5/7/17 – Times Record: Editorial: Alamo left trail of hurt during lifetime

Times Record
May 7, 2017

Editorial: Alamo left trail of hurt during lifetime

No doubt to his dying day, Tony Alamo continued to proclaim he never did anything wrong.

But the evangelist’s history, including many years in our area, says otherwise. Whether it’s the conviction on charges that he took underage girls across state lines for sex or accusations of child abuse at his compound, Alamo left a trail of damage throughout his life.

Alamo, born Bernie Lazar Hoffman, who died in a North Carolina federal prison last week at 82, was known for his ministry but also for his businesses, including his company that designed decorated jackets that were worn by celebrities.
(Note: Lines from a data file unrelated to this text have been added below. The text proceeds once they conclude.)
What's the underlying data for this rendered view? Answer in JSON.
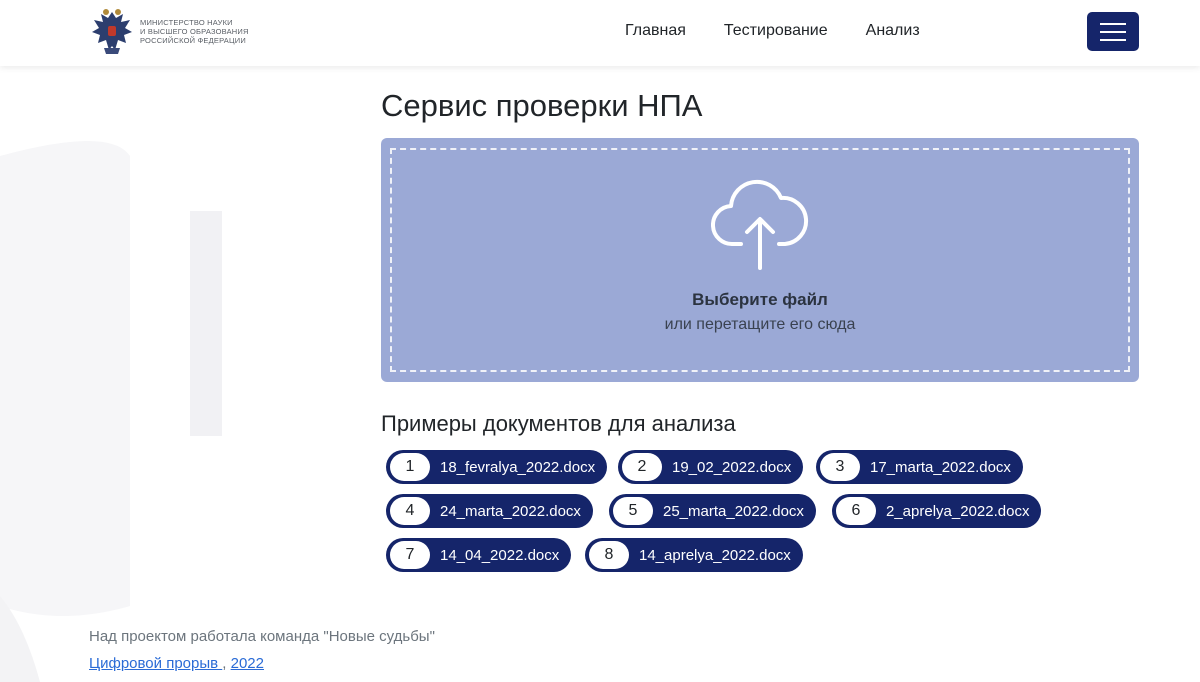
{
  "header": {
    "logo_lines": [
      "МИНИСТЕРСТВО НАУКИ",
      "И ВЫСШЕГО ОБРАЗОВАНИЯ",
      "РОССИЙСКОЙ ФЕДЕРАЦИИ"
    ],
    "logo_icon": "eagle-emblem-icon",
    "nav": [
      {
        "label": "Главная"
      },
      {
        "label": "Тестирование"
      },
      {
        "label": "Анализ"
      }
    ],
    "menu_icon": "hamburger-icon"
  },
  "main": {
    "title": "Сервис проверки НПА",
    "dropzone": {
      "icon": "cloud-upload-icon",
      "title": "Выберите файл",
      "subtitle": "или перетащите его сюда"
    },
    "examples_title": "Примеры документов для анализа",
    "examples": [
      {
        "num": "1",
        "file": "18_fevralya_2022.docx"
      },
      {
        "num": "2",
        "file": "19_02_2022.docx"
      },
      {
        "num": "3",
        "file": "17_marta_2022.docx"
      },
      {
        "num": "4",
        "file": "24_marta_2022.docx"
      },
      {
        "num": "5",
        "file": "25_marta_2022.docx"
      },
      {
        "num": "6",
        "file": "2_aprelya_2022.docx"
      },
      {
        "num": "7",
        "file": "14_04_2022.docx"
      },
      {
        "num": "8",
        "file": "14_aprelya_2022.docx"
      }
    ]
  },
  "footer": {
    "credits": "Над проектом работала команда \"Новые судьбы\"",
    "link1": "Цифровой прорыв ",
    "separator": ",",
    "link2": "2022"
  },
  "colors": {
    "navy": "#15256a",
    "dropzone": "#9ba9d6",
    "link": "#2a6bd6"
  }
}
He was also a convicted sex offender who was sentenced in 2009 to 175 years in prison for his crimes and ordered to pay millions in civil judgments to children allegedly abused under his watch.
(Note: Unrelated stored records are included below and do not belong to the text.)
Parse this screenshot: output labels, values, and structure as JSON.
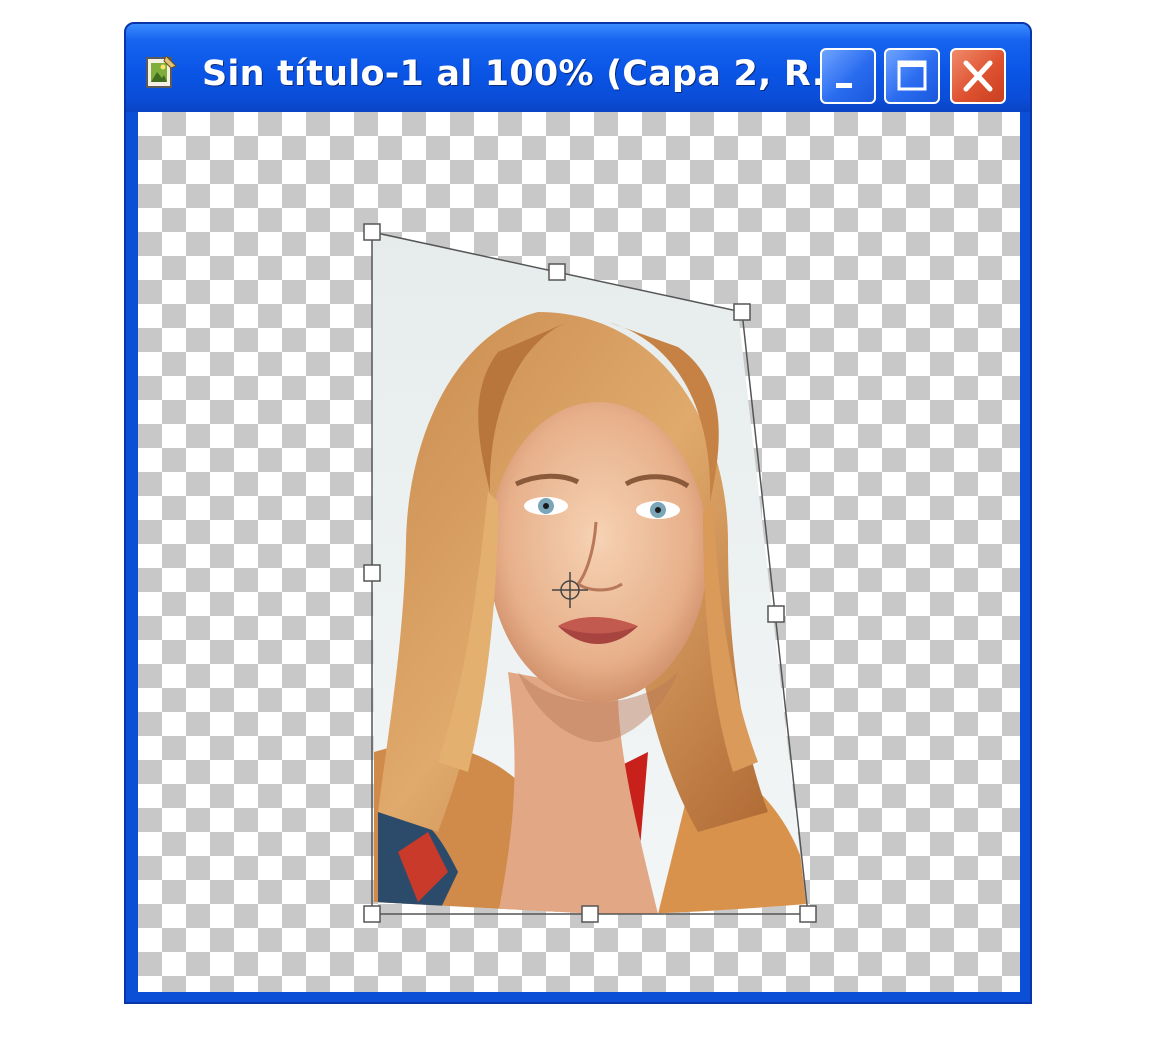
{
  "window": {
    "title": "Sin título-1 al 100% (Capa 2, R...",
    "app_icon": "photoshop-document-icon",
    "controls": {
      "minimize_icon": "minimize-icon",
      "maximize_icon": "maximize-icon",
      "close_icon": "close-icon"
    }
  },
  "canvas": {
    "background": "transparency-checkerboard",
    "layer": "portrait-photo-layer",
    "transform_tool": "free-transform-bounding-box",
    "reference_point_icon": "crosshair-icon"
  },
  "colors": {
    "title_bar": "#0a55e6",
    "close_button": "#de5230",
    "checker_dark": "#c8c8c8",
    "checker_light": "#ffffff"
  }
}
Letters to the Times Record editor before, during and after Alamo’s 2009 trial show the kind of support he had, and possibly still has, among those who followed his ministries. The letters state that Alamo was being railroaded, that coverage of his activities was unfair, that Satan himself was behind the accusations. Alamo himself said he was framed, at least according to the leaflets his ministry left throughout the area.

But comments like “consent is puberty,” which Alamo told The Associated Press during an interview in 2008, put Alamo in a special category of heinous. He advocated for polygamy and took multiple wives, according to reports from witnesses, many of whom were young girls. The worst part is that he used his position of power to influence so many.
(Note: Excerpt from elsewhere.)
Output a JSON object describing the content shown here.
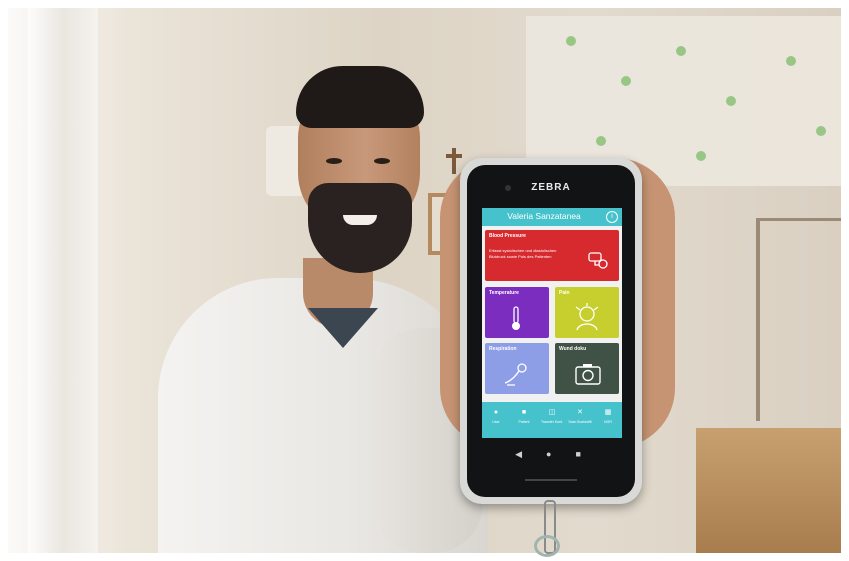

“There’s no telling how many little girls’ lives he destroyed,” Fouke Mayor Terry Purvis told The Associated Press on Wednesday. “I wouldn’t want to be in his shoes right now.”

His 2009 conviction came after he spent four years in prison in the 1990s for tax evasion. That conviction failed to slow down the ministry, and after he left prison, he and his followers began a new ministry compound in Fouke. It was that compound that was raided, which led to his eventual arrest and conviction on the sex-abuse charges.

In 2009, as Alamo was taken to a waiting U.S. marshal’s vehicle following his conviction, he yelled to reporters: “I’m just another of the prophets that went to jail for the Gospel,” according to an Associated Press story.

No prophets we ever knew of advocated for the abuse of children.

The prosecution at that time showed that Alamo ran his compound through fear and intimidation — every aspect of a person’s life was dictated by him — even to the point that men were sent away from the facility so that Alamo could have sex with their wives. They believed him to be a prophet who had a direct line to God, and they feared him because he could withhold food from them and beat them and otherwise make their lives miserable.

The federal attorney stated before Alamo’s sentencing that “We believe he will face the rest of his natural life in prison.”

He did, indeed. Now, we can only hope that the children he abused, underage girls he married, former followers and anyone else whose life he negatively impacted get the peace they deserve.